Ingredients
Equipment
Method
Step-by-Step Instructions
- Prepare Meatball Mixture by combining ground beef, ground pork, breadcrumbs, finely chopped onion, minced garlic, egg, milk, Worcestershire sauce, Dijon mustard, dried thyme, rosemary, salt, and pepper in a large mixing bowl.
- Form Meatballs by rolling the mixture into balls about 1.5 to 2 inches in diameter and placing them on a plate or baking sheet.
- Brown Meatballs in a skillet with olive oil, cooking for 5-7 minutes until golden brown on all sides, then transfer to a paper towel-lined plate.
- Make Gravy by adding butter, mushrooms, and onion to the same skillet, cooking until softened, then add garlic, thyme, rosemary, and flour, cooking until the roux is golden.

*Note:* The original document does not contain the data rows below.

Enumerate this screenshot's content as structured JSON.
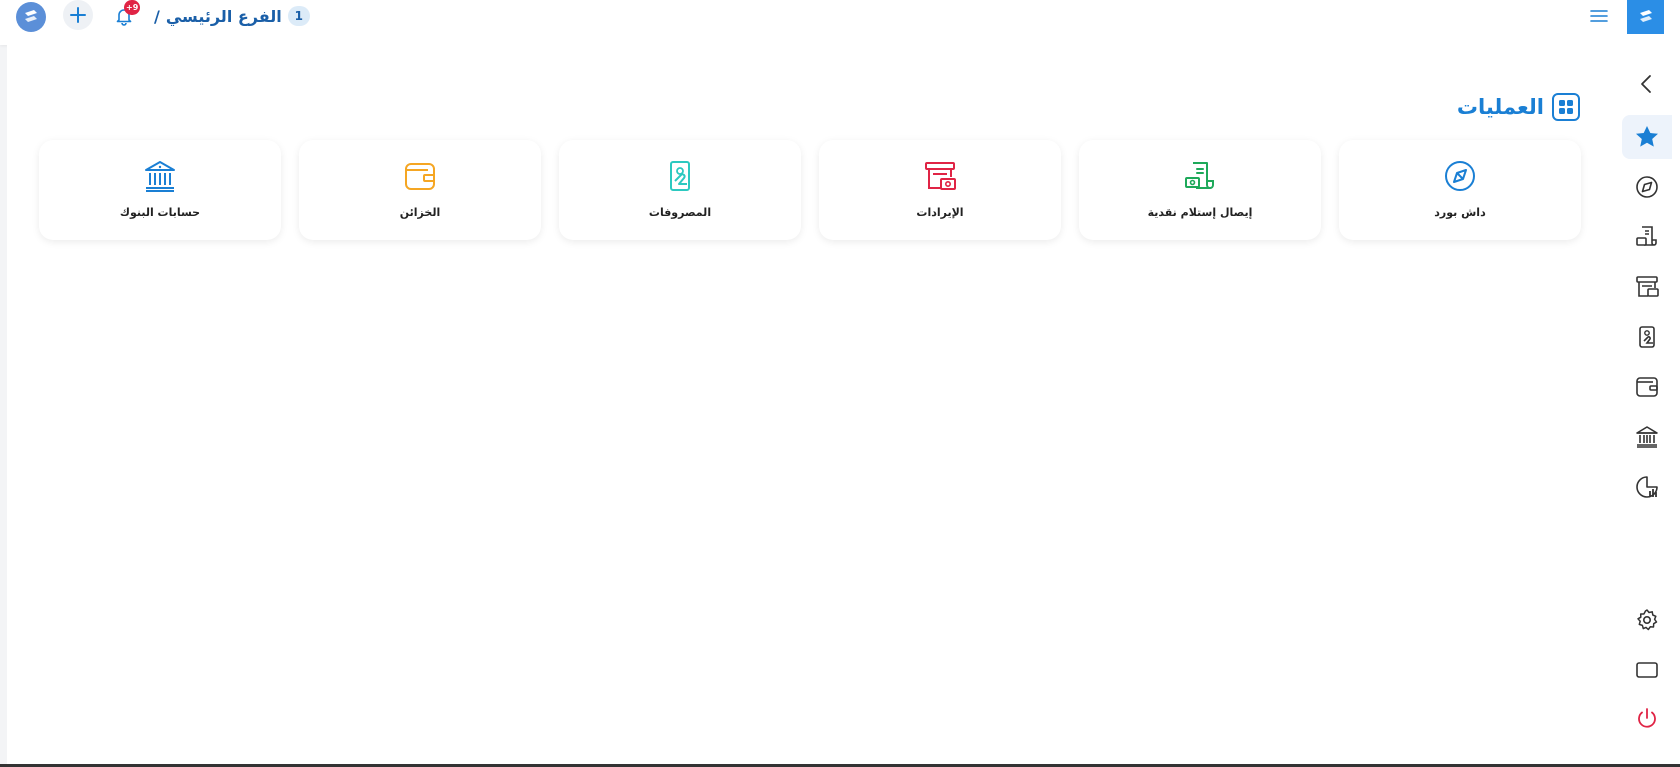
{
  "header": {
    "breadcrumb_branch": "الفرع الرئيسي",
    "breadcrumb_separator": "/",
    "branch_number": "1",
    "notification_badge": "+9",
    "logo_icon": "brand-logo-icon",
    "add_icon": "plus-icon",
    "bell_icon": "bell-icon",
    "menu_icon": "hamburger-menu-icon"
  },
  "section": {
    "title": "العمليات",
    "icon": "grid-icon",
    "accent": "#1a7fd4"
  },
  "cards": [
    {
      "label": "داش بورد",
      "icon": "compass-icon",
      "color": "#1a7fd4"
    },
    {
      "label": "إيصال إستلام نقدية",
      "icon": "cash-receipt-icon",
      "color": "#1ea95a"
    },
    {
      "label": "الإيرادات",
      "icon": "revenue-register-icon",
      "color": "#e02445"
    },
    {
      "label": "المصروفات",
      "icon": "expense-hand-money-icon",
      "color": "#2cc9c0"
    },
    {
      "label": "الخزائن",
      "icon": "wallet-icon",
      "color": "#f5a623"
    },
    {
      "label": "حسابات البنوك",
      "icon": "bank-icon",
      "color": "#1a7fd4"
    }
  ],
  "sidebar": {
    "items": [
      {
        "name": "collapse",
        "icon": "chevron-left-icon"
      },
      {
        "name": "favorites",
        "icon": "star-icon"
      },
      {
        "name": "dashboard",
        "icon": "compass-icon"
      },
      {
        "name": "cash-receipt",
        "icon": "cash-receipt-icon"
      },
      {
        "name": "revenue",
        "icon": "revenue-register-icon"
      },
      {
        "name": "expenses",
        "icon": "expense-hand-money-icon"
      },
      {
        "name": "treasuries",
        "icon": "wallet-icon"
      },
      {
        "name": "banks",
        "icon": "bank-icon"
      },
      {
        "name": "reports",
        "icon": "pie-chart-icon"
      },
      {
        "name": "settings",
        "icon": "gear-icon"
      },
      {
        "name": "fullscreen",
        "icon": "window-icon"
      },
      {
        "name": "logout",
        "icon": "power-icon"
      }
    ],
    "active_color": "#1a7fd4",
    "logout_color": "#e02445"
  }
}
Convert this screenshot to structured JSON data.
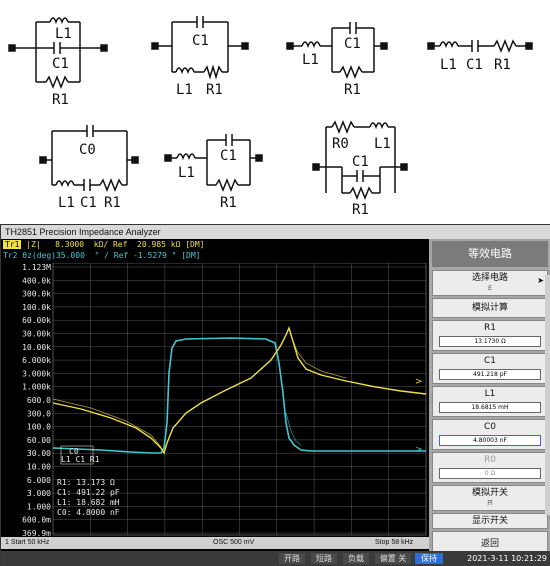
{
  "circuits": {
    "c1": {
      "l1": "L1",
      "c1": "C1",
      "r1": "R1"
    },
    "c2": {
      "c1": "C1",
      "l1": "L1",
      "r1": "R1"
    },
    "c3": {
      "l1": "L1",
      "c1": "C1",
      "r1": "R1"
    },
    "c4": {
      "l1": "L1",
      "c1": "C1",
      "r1": "R1"
    },
    "c5": {
      "c0": "C0",
      "l1": "L1",
      "c1": "C1",
      "r1": "R1"
    },
    "c6": {
      "l1": "L1",
      "c1": "C1",
      "r1": "R1"
    },
    "c7": {
      "r0": "R0",
      "l1": "L1",
      "c1": "C1",
      "r1": "R1"
    }
  },
  "analyzer": {
    "title": "TH2851 Precision Impedance Analyzer",
    "trace1": {
      "tag": "Tr1",
      "text": " |Z|   8.3000  kΩ/ Ref  20.985 kΩ [DM]"
    },
    "trace2": {
      "tag": "Tr2",
      "text": " θz(deg)35.000  ° / Ref -1.5279 ° [DM]"
    },
    "y_ticks": [
      "1.123M",
      "400.0k",
      "300.0k",
      "100.0k",
      "60.00k",
      "30.00k",
      "10.00k",
      "6.000k",
      "3.000k",
      "1.000k",
      "600.0",
      "300.0",
      "100.0",
      "60.00",
      "30.00",
      "10.00",
      "6.000",
      "3.000",
      "1.000",
      "600.0m",
      "369.9m"
    ],
    "marker": {
      "r1": "R1: 13.173 Ω",
      "c1": "C1: 491.22 pF",
      "l1": "L1: 18.682 mH",
      "c0": "C0: 4.8000 nF"
    },
    "mini_circuit": {
      "c0": "C0",
      "row": "L1 C1 R1"
    },
    "status": {
      "start": "1  Start 50 kHz",
      "osc": "OSC 500 mV",
      "stop": "Stop  58 kHz"
    }
  },
  "softkeys": {
    "title": "等效电路",
    "select_circuit": {
      "label": "选择电路",
      "value": "E"
    },
    "simulate": {
      "label": "模拟计算"
    },
    "r1": {
      "label": "R1",
      "value": "13.1730 Ω"
    },
    "c1": {
      "label": "C1",
      "value": "491.218 pF"
    },
    "l1": {
      "label": "L1",
      "value": "18.6815 mH"
    },
    "c0": {
      "label": "C0",
      "value": "4.80003 nF"
    },
    "r0": {
      "label": "R0",
      "value": "0 Ω"
    },
    "sim_switch": {
      "label": "模拟开关",
      "value": "开"
    },
    "display_switch": {
      "label": "显示开关"
    },
    "back": {
      "label": "返回"
    }
  },
  "bottom": {
    "open": "开路",
    "short": "短路",
    "load": "负载",
    "bias": "偏置 关",
    "hold": "保持",
    "datetime": "2021-3-11 10:21:29"
  },
  "colors": {
    "trace1": "#f0e040",
    "trace2": "#40c8d0",
    "hold": "#2c6fd6"
  }
}
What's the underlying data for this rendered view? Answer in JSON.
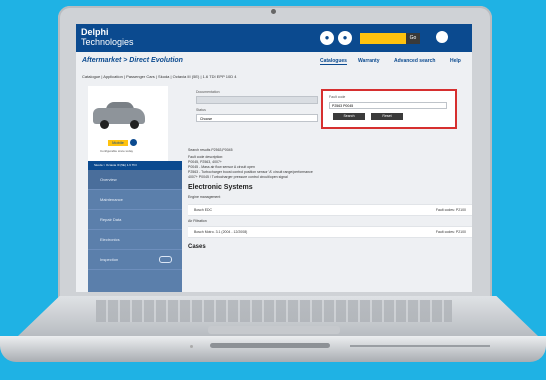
{
  "header": {
    "brand_line1": "Delphi",
    "brand_line2": "Technologies",
    "search_button": "Go"
  },
  "title": "Aftermarket > Direct Evolution",
  "nav": [
    "Catalogues",
    "Warranty",
    "Advanced search",
    "Help"
  ],
  "breadcrumb": "Catalogue | Application | Passenger Cars | Skoda | Octavia III (5E) | 1.6 TDI EPP 10D 4",
  "vehicle": {
    "badge": "Mobile",
    "subtext": "Configurable since today",
    "bar_text": "Skoda > Octavia III (5E) 1.6 TDI"
  },
  "menu": [
    "Overview",
    "Maintenance",
    "Repair Data",
    "Electronics",
    "Inspection"
  ],
  "filters": {
    "documentation_label": "Documentation",
    "documentation_value": "",
    "status_label": "Status",
    "status_value": "Choose"
  },
  "fault": {
    "label": "Fault code",
    "value": "P2563 P0045",
    "search": "Search",
    "reset": "Reset"
  },
  "results": {
    "search_line": "Search results P2563,P0045",
    "desc_title": "Fault code description:",
    "lines": [
      "P0045, P2563, 4007+",
      "P0045 - Mass air flow sensor A circuit open",
      "P2563 - Turbocharger boost control position sensor 'A' circuit range/performance",
      "4007+ P0045 / Turbocharger pressure control circuit/open signal"
    ]
  },
  "section": "Electronic Systems",
  "section_sub": "Engine management",
  "rows": [
    {
      "left": "Bosch EDC",
      "right": "Fault codes: P2100"
    },
    {
      "left": "Bosch Motro. 3.1 (2004 - 12/2008)",
      "right": "Fault codes: P2100"
    }
  ],
  "row_label_2": "Air Filtration",
  "section2": "Cases"
}
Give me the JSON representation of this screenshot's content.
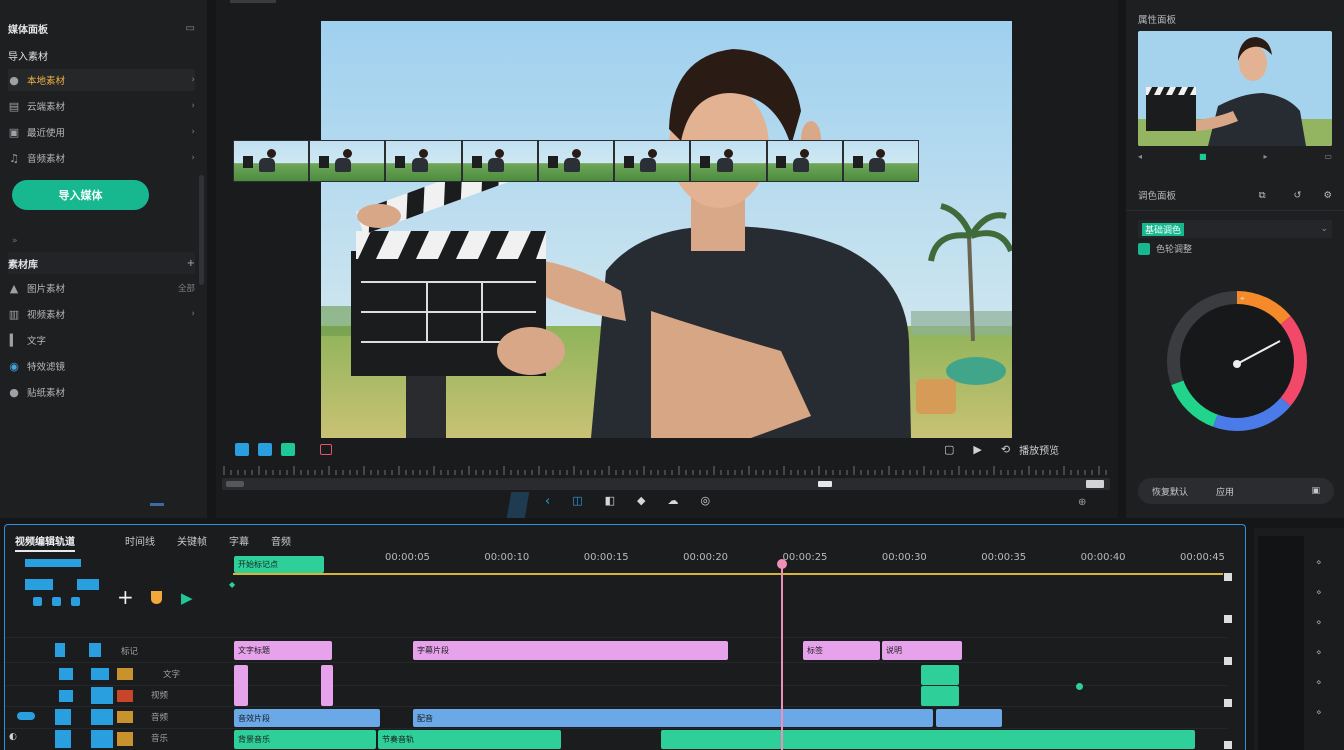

- Add Broth by whisking in beef broth, Worcestershire sauce, Dijon mustard, salt, and pepper, then simmer to thicken.
- Combine in Slow Cooker by pouring gravy into the slow cooker and adding the browned meatballs, then setting to low to cook for 6-8 hours.
- Cook undisturbed in the slow cooker for maximum flavor and tenderness until done.
- Finish Gravy by stirring in heavy cream during the last 30 minutes if desired.
- Serve your meatballs over mashed potatoes, rice, or egg noodles, garnished with parsley.
Nutrition
Notes
Mix gently to preserve tenderness. Browning meatballs adds flavor. Adjust seasonings to taste. Store leftovers in an airtight container for up to four days.